By Doug Watt | August 16, 2004 | Last updated on August 16, 2004
2 min read

(August 16, 2004) Crude oil prices — which have been hitting record highs of late on an almost-daily basis — could have even more upside potential, says BMO Nesbitt Burns senior economist Douglas Porter, and that could mean a $50 barrel in the not-too-distant future.

In an online commentary, Porter notes that the cushion of excess global oil supply is at its lowest level in over a generation, at around 1 million barrels per day. “Any serious supply disruption carries the potential to send prices sky-rocketing, at least temporarily,” he says.

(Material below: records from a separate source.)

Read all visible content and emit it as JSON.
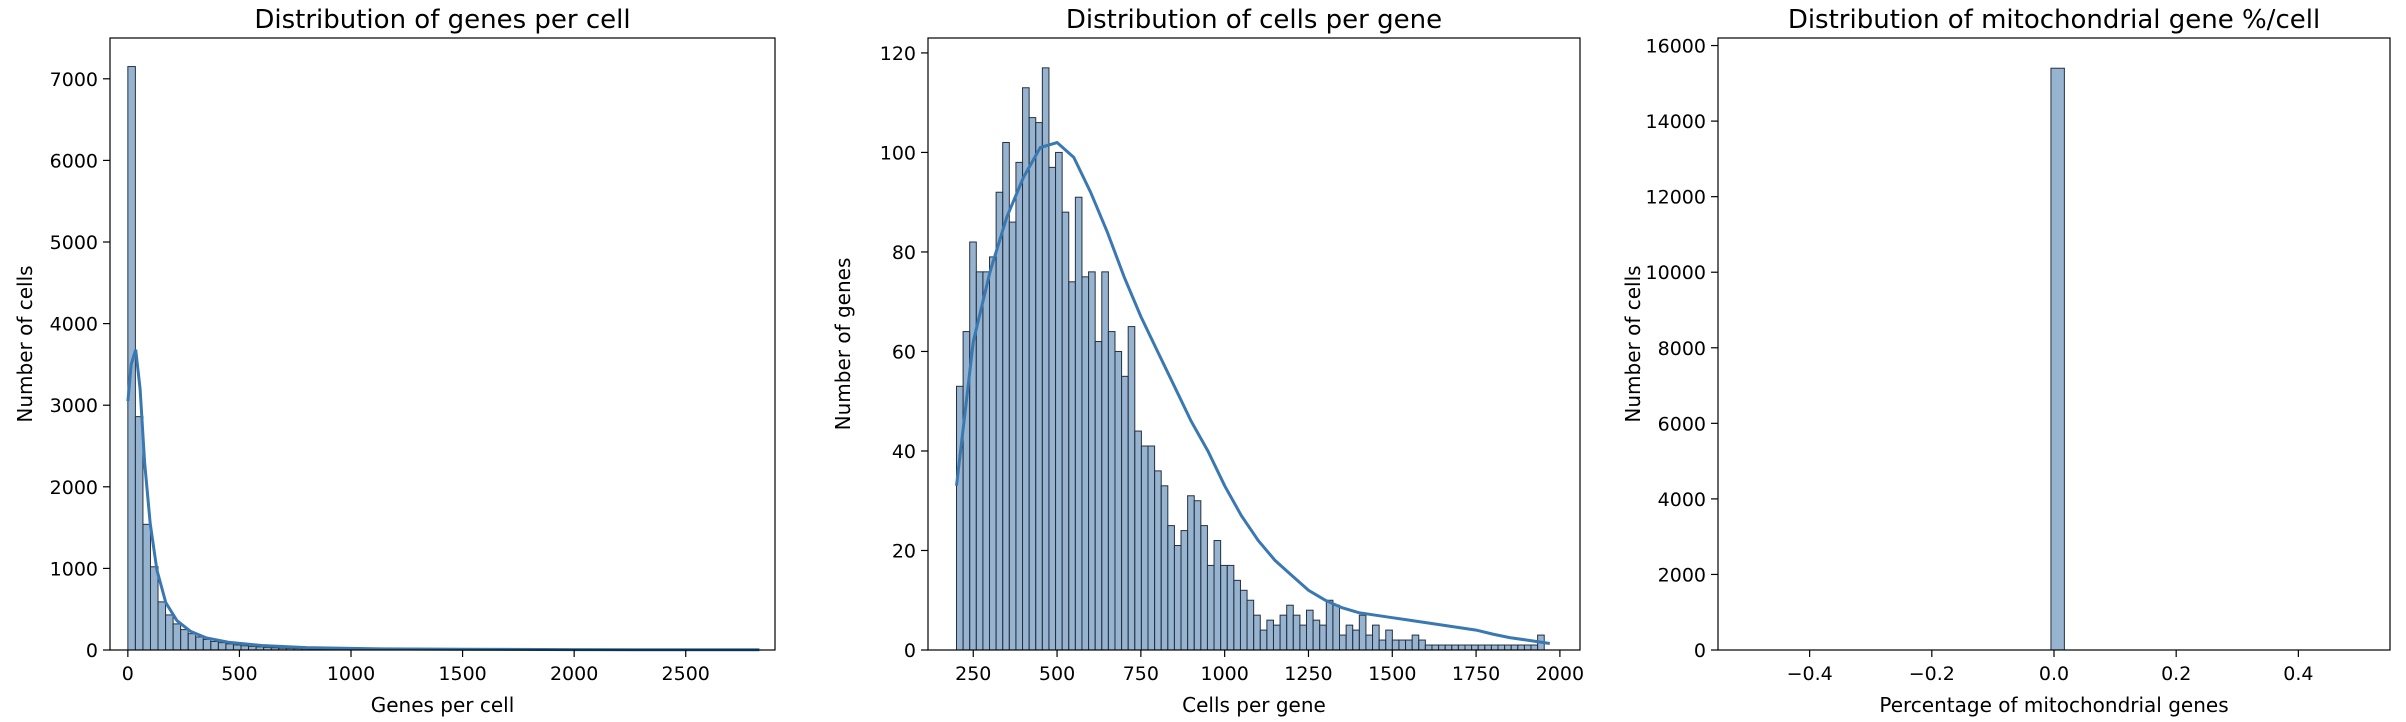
{
  "chart_data": [
    {
      "type": "bar",
      "title": "Distribution of genes per cell",
      "xlabel": "Genes per cell",
      "ylabel": "Number of cells",
      "xlim": [
        -80,
        2900
      ],
      "ylim": [
        0,
        7500
      ],
      "xticks": [
        0,
        500,
        1000,
        1500,
        2000,
        2500
      ],
      "yticks": [
        0,
        1000,
        2000,
        3000,
        4000,
        5000,
        6000,
        7000
      ],
      "bin_start": 0,
      "bin_width": 33.8,
      "values": [
        7150,
        2860,
        1540,
        1020,
        590,
        430,
        320,
        250,
        200,
        160,
        130,
        105,
        90,
        75,
        62,
        52,
        45,
        38,
        32,
        27,
        23,
        20,
        17,
        15,
        13,
        11,
        10,
        9,
        8,
        7,
        6,
        6,
        5,
        5,
        4,
        4,
        4,
        3,
        3,
        3,
        3,
        3,
        2,
        2,
        2,
        2,
        2,
        2,
        2,
        2,
        2,
        2,
        1,
        1,
        1,
        1,
        1,
        1,
        1,
        1,
        1,
        1,
        1,
        1,
        1,
        1,
        1,
        1,
        1,
        1,
        1,
        1,
        1,
        1,
        1,
        1,
        1,
        1,
        1,
        1,
        1,
        1,
        1,
        1
      ],
      "kde_x": [
        0,
        15,
        35,
        55,
        75,
        100,
        130,
        170,
        220,
        280,
        350,
        450,
        600,
        800,
        1100,
        1500,
        2000,
        2500,
        2830
      ],
      "kde_y": [
        3050,
        3500,
        3680,
        3200,
        2300,
        1550,
        980,
        580,
        360,
        230,
        150,
        95,
        55,
        30,
        15,
        8,
        5,
        3,
        2
      ],
      "color": "#6e97bd",
      "kde_color": "#3a78b1"
    },
    {
      "type": "bar",
      "title": "Distribution of cells per gene",
      "xlabel": "Cells per gene",
      "ylabel": "Number of genes",
      "xlim": [
        115,
        2060
      ],
      "ylim": [
        0,
        123
      ],
      "xticks": [
        250,
        500,
        750,
        1000,
        1250,
        1500,
        1750,
        2000
      ],
      "yticks": [
        0,
        20,
        40,
        60,
        80,
        100,
        120
      ],
      "bin_start": 200,
      "bin_width": 19.7,
      "values": [
        53,
        64,
        82,
        76,
        76,
        79,
        92,
        102,
        86,
        98,
        113,
        107,
        106,
        117,
        97,
        100,
        88,
        74,
        91,
        75,
        76,
        62,
        76,
        64,
        60,
        55,
        65,
        44,
        41,
        41,
        36,
        33,
        25,
        21,
        24,
        31,
        30,
        25,
        17,
        22,
        17,
        17,
        14,
        12,
        10,
        7,
        4,
        6,
        5,
        7,
        9,
        7,
        5,
        8,
        6,
        5,
        10,
        9,
        3,
        5,
        4,
        7,
        3,
        5,
        2,
        4,
        2,
        2,
        2,
        3,
        2,
        1,
        1,
        1,
        1,
        1,
        1,
        1,
        1,
        1,
        1,
        1,
        1,
        1,
        1,
        1,
        1,
        1,
        3
      ],
      "kde_x": [
        200,
        250,
        300,
        350,
        400,
        450,
        500,
        550,
        600,
        650,
        700,
        750,
        800,
        850,
        900,
        950,
        1000,
        1050,
        1100,
        1150,
        1200,
        1250,
        1300,
        1350,
        1400,
        1450,
        1500,
        1550,
        1600,
        1650,
        1700,
        1750,
        1800,
        1850,
        1900,
        1950,
        1970
      ],
      "kde_y": [
        33,
        62,
        76,
        87,
        95,
        101,
        102,
        99,
        92,
        84,
        75,
        67,
        60,
        53,
        46,
        40,
        33,
        27,
        22,
        18,
        15,
        12,
        10,
        8.5,
        7.5,
        7,
        6.5,
        6,
        5.5,
        5,
        4.5,
        4,
        3.2,
        2.5,
        2,
        1.5,
        1.3
      ],
      "color": "#6e97bd",
      "kde_color": "#3a78b1"
    },
    {
      "type": "bar",
      "title": "Distribution of mitochondrial gene %/cell",
      "xlabel": "Percentage of mitochondrial genes",
      "ylabel": "Number of cells",
      "xlim": [
        -0.55,
        0.55
      ],
      "ylim": [
        0,
        16200
      ],
      "xticks": [
        -0.4,
        -0.2,
        0.0,
        0.2,
        0.4
      ],
      "xtick_labels": [
        "−0.4",
        "−0.2",
        "0.0",
        "0.2",
        "0.4"
      ],
      "yticks": [
        0,
        2000,
        4000,
        6000,
        8000,
        10000,
        12000,
        14000,
        16000
      ],
      "bins": [
        {
          "x0": -0.005,
          "x1": 0.017,
          "value": 15400
        }
      ],
      "color": "#6e97bd"
    }
  ]
}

In addition, it’s expected that demand for oil could rise as much as 3% in 2004, the biggest increase in 24 years. And with China creating more demand for oil that the entire world did in the 1990s, “Lofty prices look increasingly sustainable,” Porter believes.

So what are the economic implications of a sustained period of $50 a barrel oil prices? Porter’s rule of thumb assumes that a $10 rise in oil prices cuts 0.3% off the U.S. gross domestic product and slices 0.5% from global growth.

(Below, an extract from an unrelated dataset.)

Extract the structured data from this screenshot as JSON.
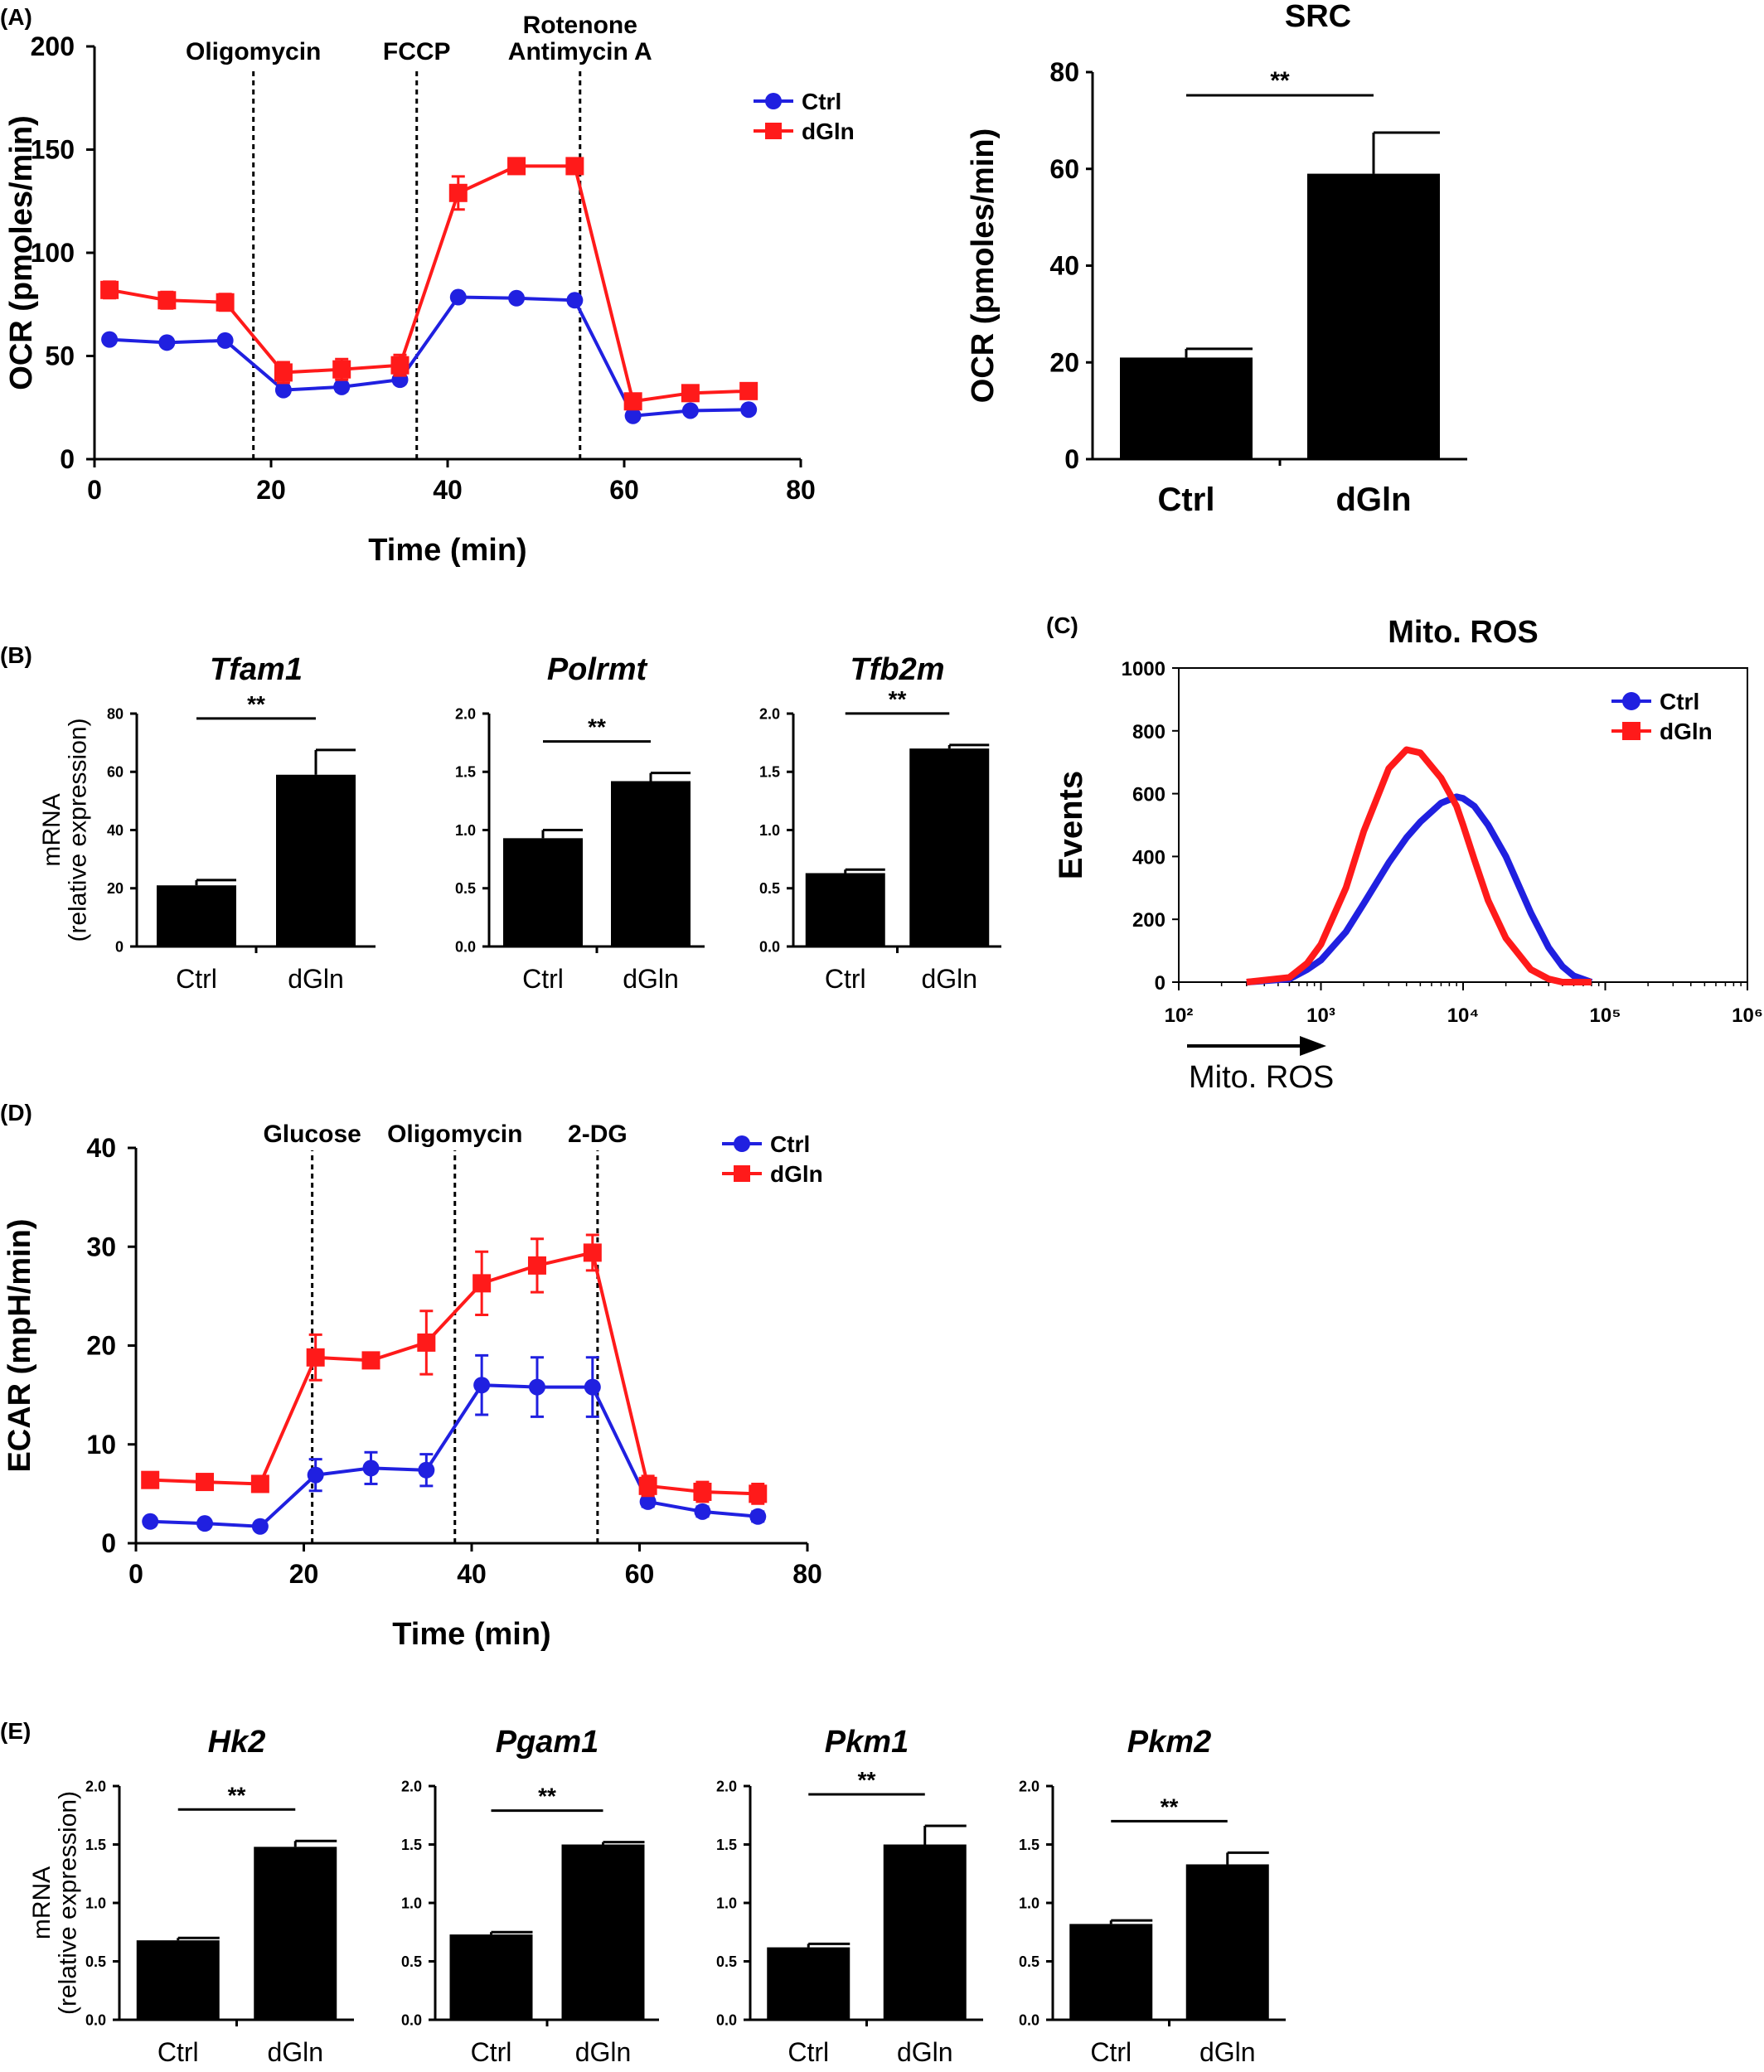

“It just so happens that oil prices in the second quarter of this year were nearly $10 above the year-ago level, and consumer outlays on gasoline and fuel oil in Q2 were up 0.3% as a share of GDP from a year ago,” he says. “A rise to $50 would take oil prices up a little more than $10 from their Q2 average, and would chop consumer spending power by another 0.4% of GDP.”

Porter says that although spikes in oil prices no longer pose the same inflationary risk as they did in the 1970s and 1980s, a $10 rise would still add about one percentage point to the year-over-year inflation rate.

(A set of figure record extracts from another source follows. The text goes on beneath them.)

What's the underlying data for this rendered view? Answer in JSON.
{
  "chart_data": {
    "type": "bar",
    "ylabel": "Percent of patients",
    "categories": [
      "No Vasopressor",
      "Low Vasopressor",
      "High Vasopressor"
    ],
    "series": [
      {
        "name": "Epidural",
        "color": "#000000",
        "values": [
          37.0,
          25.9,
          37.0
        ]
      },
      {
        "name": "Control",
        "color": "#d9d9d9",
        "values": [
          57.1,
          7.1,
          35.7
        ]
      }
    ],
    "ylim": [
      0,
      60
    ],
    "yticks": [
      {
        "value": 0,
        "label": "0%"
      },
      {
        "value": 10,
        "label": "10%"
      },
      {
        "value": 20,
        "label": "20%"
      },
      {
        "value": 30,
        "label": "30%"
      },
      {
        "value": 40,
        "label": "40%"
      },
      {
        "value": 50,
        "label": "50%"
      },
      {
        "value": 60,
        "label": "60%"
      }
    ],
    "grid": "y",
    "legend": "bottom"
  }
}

Stocks have suffered the most, says Porter, noting that higher energy costs have been a major factor behind this year’s weak performance on the North American markets. “The Dow and Nasdaq have traded with a strong inverse correlation to oil prices since the start of the year, and even the energy-heavy TSX has largely followed suit,” he says.

Oil prices hovered close to a record $47 a barrel Monday morning, but retreated later in the day on hopes that a recall election victory by President Hugo Chavez of Venezuela — the world’s fifth-largest oil exporter — would help stabilize supplies.